This is the fourth article in the larger series of interviews around diverse aspects of Data Science technology and its practical implementation in modern businesses. Today in the interview: Reginaldo Soares, software developer with dataWerks.
Thinking on modern enterprise IT organizations, what attention should they pay to data virtualization?
Data virtualization is pretty crucial for the IT. See, companies capture single events or combination of events – a lot of them is business relevant – in separate silos. It’s not particularly bad, it’s just organic to the history of an application infrastructure. Separated systems for data collection create complexity of data analysis. As IT manager, you need to teach users, how to access the collected data and how to play with that. Even for data professionals, recognition of data patterns is cumbersome.
Data Virtualization materializes all data in a single virtual place. It’s a great method to combine the data and a key to business intelligence. Do you remember Data Mart that was a new concept back in 2000er? It was a single source of final historical data, ready for analysis. One can see Data Virtualization correlated to that, but it deals with all data diversity, is quick and works at much lower costs.
Whatever you look at – Data Virtualization, Data Hubs, Database Federations – all technologies have their definitions and their strengths, but IT organizations evaluate and use them all from the single viewpoint, which is: How can I leverage data storage technologies for better data analysis?
What does the term “data driven enterprise” mean for you?
Data driven companies use information as a key mechanism for their business. Large companies treat information today with same dedication they payed in the past to materials and parts for their conveyor belts. Advertising industry is all built on data. It’s now not about having the best message but rather about recognizing the receptive groups and individuals and addressing them instantly. Logistics businesses, take Zalando as an example, see themselves as technology companies today, because they can’t stay at the top of the complexity of delivery and payment channels, if they had slow or unreliable data processing.

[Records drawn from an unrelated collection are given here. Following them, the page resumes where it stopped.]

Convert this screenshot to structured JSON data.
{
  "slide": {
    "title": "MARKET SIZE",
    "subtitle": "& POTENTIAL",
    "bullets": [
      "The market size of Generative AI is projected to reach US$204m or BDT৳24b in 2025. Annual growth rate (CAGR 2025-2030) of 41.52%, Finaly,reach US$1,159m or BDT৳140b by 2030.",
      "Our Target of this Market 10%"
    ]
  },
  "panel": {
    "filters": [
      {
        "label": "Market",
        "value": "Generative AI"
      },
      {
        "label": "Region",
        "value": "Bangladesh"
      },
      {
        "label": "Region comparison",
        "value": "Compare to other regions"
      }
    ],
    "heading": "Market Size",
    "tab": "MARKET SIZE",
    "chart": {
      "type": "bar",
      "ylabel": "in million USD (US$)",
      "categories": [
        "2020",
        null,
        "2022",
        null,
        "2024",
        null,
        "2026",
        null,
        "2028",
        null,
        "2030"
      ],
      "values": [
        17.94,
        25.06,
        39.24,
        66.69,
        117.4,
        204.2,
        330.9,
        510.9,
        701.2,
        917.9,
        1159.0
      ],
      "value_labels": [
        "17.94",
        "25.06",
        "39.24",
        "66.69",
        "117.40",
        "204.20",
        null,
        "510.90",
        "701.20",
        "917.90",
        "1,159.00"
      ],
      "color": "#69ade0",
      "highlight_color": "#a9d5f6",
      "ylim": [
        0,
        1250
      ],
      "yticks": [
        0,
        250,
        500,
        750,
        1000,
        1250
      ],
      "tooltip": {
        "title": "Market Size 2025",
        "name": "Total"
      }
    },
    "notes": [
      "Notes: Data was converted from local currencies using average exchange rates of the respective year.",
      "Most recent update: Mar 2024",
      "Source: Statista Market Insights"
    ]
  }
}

Having computing capacity for data pattern analysis is today more powerful for a business than, say, having optimized process descriptions. Way more powerful! This is why data driven enterprise is not less than the next industry revolution. Data collection, data analysis, ability to forecast events, all real time – data driven business model is really attractive to many industries and to different company profiles.
How to select the most future-proof data technology for an enterprise?
What is proven as universal technology, adaptive to changes in the data processing? Looking at the past, that are relational databases! And they are still future-proof, because they are so difficult to unroot and replace by a totally different technology. I’m convinced, RDBs will be broadly used for years ahead.
However, if you want to achieve something new, then you may find no suitable legacy technology. Thanks to Google and LinkedIn, who mastered this challenge some time ago, we got new quasi standard data technologies. If you sketch a data strategy for your company and you analyze the floating IT tool market, you recognize Hadoop/Hive, Mapreduce and Spark as the tools of choice for data processing engine. You can watch these technologies blending and creating more integrated ready-to-go tools. Once you are familiar with quasi-standard technologies in data processing, you would realize their limitations and see much more clear, which way to move on.
As for the data storage technologies, modern NoSQL, non-relational databases like Mongo or Cassandra are focused on specific data problems. There is no universal advise here. Starting with an RDB, you’re on the safe side.